Eind jaren vijftig hadden de twee jongens van het Haagse Dalton lyceum elkaar gevonden in hun liefde voor het cliché. Onafgebroken praatten ze in gemeenplaatsen, die van de penoze jongens of van deftige, taal verhaspelende ambtenaren. Schooljongens lol, maar iedereen vond het leuk. Wim wilde cabaretier worden, en volgde een kleinkunst opleiding. Kees had met zijn gelikte zinnetjes succes als copywriter. Maar ze waren vrienden. Dus toen Wim in 1963 ging werken bij het hippe radioprogramma Uitlaat, nam hij Kees mee. Ze bedachten de Klisjee mannetjes, twee lullige burgermannetjes, die verongelijkt zanikten boven de biljarttafel. Beroemd werd hun dialoog over ‘fleppen, flenzen, ketsen, kieren, palen, een partijtje kunst biljarten’ en nog wat andere synoniemen voor ‘de oudste beweging der wereld’.

De Klisjee mannetjes mochten op de tv, bij Mies Bouwman. In 1968 volgde het beschaafd satirische Hadimassaen in 1972 gingen ze naar de VPRO, waar ze hoorden en bleven. In 1974 als de in het zwart gestoken directeuren van het Simplisties Verbond, een ‘organisatie’ met twee leden, die soberheid predikte. Op hun pik getrapt!, Keek op de week, Krasse Knarren – om de paar jaar veranderde de titel van hun programma, maar de formule bleef dezelfde. Ze leverden commentaar op de actualiteit als gestileerde versies van zichzelf – De Bie als boze ‘principieel’, Van Kooten als draaikont en sjoemelaar – en in fenomenaal geacteerde scènes.

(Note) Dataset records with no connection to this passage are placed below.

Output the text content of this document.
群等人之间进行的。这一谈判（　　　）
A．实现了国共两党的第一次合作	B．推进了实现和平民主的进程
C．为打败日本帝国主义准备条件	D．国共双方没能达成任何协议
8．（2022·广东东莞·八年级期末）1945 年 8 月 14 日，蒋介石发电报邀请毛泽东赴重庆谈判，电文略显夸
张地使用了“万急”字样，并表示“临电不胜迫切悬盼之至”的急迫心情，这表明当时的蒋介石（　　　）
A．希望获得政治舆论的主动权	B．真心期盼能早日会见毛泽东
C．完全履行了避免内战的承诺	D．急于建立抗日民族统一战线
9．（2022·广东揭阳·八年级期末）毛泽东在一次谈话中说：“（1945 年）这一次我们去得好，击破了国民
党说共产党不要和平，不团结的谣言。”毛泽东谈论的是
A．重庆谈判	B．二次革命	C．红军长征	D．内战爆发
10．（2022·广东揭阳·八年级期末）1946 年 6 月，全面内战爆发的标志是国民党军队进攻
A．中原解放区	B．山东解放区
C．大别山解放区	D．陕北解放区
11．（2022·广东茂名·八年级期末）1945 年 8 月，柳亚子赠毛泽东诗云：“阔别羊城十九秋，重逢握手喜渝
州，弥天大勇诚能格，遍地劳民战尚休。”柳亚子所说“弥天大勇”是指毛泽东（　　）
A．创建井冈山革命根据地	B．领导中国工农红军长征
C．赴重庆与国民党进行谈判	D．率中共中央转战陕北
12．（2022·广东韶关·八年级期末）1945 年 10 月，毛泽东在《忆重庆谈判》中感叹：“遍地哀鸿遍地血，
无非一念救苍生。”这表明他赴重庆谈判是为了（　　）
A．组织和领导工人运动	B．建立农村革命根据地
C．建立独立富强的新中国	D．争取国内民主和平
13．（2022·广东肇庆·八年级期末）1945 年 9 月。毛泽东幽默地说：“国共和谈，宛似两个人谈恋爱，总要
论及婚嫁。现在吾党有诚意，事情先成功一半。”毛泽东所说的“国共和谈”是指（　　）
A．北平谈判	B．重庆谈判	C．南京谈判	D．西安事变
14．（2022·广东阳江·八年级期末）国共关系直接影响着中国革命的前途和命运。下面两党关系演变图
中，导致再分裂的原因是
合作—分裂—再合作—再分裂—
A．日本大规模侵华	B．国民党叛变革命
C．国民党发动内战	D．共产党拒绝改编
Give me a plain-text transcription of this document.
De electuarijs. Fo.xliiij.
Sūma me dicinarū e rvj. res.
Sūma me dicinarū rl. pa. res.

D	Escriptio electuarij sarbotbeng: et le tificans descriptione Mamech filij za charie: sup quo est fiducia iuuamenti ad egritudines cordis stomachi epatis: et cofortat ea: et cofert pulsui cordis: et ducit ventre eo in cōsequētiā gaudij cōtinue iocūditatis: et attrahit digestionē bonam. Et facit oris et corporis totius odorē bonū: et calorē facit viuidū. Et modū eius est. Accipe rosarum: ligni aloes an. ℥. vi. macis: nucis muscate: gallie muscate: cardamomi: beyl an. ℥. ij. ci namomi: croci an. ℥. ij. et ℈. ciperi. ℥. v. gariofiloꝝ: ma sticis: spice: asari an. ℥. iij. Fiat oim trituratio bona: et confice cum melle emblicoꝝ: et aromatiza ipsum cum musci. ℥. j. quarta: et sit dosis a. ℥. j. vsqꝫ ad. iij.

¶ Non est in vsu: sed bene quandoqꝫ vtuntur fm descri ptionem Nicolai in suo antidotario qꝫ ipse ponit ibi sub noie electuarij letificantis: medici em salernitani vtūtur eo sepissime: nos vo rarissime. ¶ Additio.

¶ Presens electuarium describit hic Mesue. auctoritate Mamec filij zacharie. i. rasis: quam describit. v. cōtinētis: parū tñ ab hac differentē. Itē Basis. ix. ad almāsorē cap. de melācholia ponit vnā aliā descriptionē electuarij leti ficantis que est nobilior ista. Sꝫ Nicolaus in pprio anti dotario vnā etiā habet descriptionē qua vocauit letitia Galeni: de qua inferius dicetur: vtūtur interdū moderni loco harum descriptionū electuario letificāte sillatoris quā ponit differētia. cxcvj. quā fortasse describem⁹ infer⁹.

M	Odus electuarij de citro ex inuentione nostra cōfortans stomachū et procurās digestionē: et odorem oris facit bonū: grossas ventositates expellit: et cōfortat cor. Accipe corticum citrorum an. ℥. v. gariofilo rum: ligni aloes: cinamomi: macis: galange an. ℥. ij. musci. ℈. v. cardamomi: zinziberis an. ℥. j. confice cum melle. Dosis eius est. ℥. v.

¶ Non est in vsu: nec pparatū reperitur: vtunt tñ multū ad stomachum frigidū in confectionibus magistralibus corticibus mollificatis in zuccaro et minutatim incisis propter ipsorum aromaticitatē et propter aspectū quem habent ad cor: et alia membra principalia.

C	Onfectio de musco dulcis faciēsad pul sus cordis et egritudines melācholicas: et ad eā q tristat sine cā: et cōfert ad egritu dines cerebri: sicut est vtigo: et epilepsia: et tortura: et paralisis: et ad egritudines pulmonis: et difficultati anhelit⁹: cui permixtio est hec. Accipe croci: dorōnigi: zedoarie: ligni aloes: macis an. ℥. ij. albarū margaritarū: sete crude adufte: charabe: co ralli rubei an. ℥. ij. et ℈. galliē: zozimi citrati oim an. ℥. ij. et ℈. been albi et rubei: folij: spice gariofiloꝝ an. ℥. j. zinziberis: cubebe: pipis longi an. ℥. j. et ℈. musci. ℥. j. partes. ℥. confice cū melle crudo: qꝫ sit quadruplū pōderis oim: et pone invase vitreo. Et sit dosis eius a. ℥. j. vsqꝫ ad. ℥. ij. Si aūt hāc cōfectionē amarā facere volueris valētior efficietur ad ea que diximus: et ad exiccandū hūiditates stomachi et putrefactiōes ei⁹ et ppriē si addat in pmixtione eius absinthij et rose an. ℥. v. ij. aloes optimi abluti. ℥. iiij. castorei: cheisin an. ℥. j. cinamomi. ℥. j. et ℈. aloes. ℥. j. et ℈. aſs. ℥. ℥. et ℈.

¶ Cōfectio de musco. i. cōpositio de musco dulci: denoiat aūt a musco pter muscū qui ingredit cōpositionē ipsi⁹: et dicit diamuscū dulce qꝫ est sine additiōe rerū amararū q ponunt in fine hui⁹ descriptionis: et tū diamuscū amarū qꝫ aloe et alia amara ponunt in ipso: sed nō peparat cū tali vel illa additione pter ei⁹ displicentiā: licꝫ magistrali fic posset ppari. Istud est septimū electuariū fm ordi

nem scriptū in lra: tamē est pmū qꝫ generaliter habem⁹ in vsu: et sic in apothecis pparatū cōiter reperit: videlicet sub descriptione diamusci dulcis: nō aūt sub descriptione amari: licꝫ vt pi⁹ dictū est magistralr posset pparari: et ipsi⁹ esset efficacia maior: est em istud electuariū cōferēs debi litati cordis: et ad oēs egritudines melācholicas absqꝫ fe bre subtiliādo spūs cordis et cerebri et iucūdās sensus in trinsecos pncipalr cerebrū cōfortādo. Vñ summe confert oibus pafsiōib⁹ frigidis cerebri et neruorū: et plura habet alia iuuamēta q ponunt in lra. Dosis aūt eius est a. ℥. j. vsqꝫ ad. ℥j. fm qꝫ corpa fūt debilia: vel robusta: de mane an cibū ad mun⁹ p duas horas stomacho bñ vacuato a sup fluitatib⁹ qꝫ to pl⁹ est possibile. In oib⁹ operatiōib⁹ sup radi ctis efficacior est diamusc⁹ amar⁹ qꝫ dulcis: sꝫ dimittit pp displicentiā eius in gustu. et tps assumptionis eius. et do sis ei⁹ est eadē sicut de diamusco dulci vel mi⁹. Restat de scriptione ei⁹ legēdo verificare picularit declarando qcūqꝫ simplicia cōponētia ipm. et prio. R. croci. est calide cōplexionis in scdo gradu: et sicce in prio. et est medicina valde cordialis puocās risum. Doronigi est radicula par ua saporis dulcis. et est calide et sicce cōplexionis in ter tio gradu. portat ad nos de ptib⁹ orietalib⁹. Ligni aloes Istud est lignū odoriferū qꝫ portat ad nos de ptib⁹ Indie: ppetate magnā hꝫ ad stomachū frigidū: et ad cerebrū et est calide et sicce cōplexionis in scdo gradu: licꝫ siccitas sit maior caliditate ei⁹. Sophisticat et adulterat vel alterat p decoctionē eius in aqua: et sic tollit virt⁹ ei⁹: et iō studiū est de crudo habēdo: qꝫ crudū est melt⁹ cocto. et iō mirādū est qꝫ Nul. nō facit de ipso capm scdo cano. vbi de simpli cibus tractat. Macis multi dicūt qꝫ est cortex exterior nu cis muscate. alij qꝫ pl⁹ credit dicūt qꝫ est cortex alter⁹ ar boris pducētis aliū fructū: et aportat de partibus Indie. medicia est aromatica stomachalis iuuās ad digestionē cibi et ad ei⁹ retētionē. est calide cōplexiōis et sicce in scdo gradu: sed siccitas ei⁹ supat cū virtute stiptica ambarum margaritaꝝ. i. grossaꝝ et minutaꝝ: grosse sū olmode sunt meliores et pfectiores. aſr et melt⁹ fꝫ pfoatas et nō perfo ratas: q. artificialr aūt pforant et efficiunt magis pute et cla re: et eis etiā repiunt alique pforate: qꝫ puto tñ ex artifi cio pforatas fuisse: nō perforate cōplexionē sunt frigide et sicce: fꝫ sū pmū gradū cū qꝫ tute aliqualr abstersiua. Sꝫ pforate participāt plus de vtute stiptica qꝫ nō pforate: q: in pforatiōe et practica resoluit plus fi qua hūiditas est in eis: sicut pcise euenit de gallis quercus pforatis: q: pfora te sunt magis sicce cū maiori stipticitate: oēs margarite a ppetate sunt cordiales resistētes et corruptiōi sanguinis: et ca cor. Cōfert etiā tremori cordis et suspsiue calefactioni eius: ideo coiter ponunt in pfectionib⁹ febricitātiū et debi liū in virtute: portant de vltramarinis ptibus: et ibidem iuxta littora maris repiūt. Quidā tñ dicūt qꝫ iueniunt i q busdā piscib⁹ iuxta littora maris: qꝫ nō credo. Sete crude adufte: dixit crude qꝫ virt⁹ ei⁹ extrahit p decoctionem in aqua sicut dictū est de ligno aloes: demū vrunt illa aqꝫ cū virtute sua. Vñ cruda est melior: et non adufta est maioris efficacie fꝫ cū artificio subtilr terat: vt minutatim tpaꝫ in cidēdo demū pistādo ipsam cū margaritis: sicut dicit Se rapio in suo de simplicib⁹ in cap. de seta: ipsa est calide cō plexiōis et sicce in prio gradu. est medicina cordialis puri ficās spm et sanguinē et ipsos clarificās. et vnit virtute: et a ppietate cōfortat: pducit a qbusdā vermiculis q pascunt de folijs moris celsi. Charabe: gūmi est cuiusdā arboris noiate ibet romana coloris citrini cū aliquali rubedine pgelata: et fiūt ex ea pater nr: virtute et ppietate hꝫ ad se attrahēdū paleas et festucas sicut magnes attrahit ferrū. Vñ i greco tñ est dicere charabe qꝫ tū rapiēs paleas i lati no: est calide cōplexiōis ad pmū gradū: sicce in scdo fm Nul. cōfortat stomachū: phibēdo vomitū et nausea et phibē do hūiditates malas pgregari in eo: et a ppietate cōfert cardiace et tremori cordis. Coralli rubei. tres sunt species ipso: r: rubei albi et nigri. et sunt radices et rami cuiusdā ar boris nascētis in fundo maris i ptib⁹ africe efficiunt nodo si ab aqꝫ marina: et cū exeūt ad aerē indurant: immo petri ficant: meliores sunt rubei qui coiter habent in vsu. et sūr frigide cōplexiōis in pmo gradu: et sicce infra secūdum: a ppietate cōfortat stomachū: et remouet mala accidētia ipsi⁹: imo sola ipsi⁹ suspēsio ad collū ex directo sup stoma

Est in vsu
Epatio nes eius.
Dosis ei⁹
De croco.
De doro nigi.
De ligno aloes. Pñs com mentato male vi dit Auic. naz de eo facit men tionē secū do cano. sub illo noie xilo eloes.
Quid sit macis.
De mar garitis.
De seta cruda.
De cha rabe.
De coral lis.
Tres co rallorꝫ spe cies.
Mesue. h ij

Ze molken hun successen niet tot op de bodem uit. Dat bewees hun lef: het mocht nooit makkelijk worden. De meeste typetjes deden maar een keer mee. Wie wel terugkeerde – Dr. Clavan bijvoorbeeld, ‘Oost Europa deskundige’, Prof. P. – ‘Ik ben gevraagd’ – Akkermans, de met zijn moeder in onmin levende kluizenaar De Rochebrune, ‘kritisch AVRO lid’ Cor van der Laak, de zwerver Dirk – was dan ook een onverwoestbaar archetype. Maar als een figuur hun ‘al te lekker ging zitten’ en de fans zijn taaltje feilloos imiteerden, werd hem de nek omgedraaid.

Hun grootste prestatie is, dat ze met hun geniale parodieën de werkelijkheid ook veranderden. Als ze eenmaal door hen waren ‘gedaan’, bleek het moeilijk politici als Van Thijn, Alders of Hirsch Ballin nog anders te zien dan als verbluffende Koot creaties. Maandagochtend leken veel treurige middelbare vrouwen op De Bie met een watergolfje.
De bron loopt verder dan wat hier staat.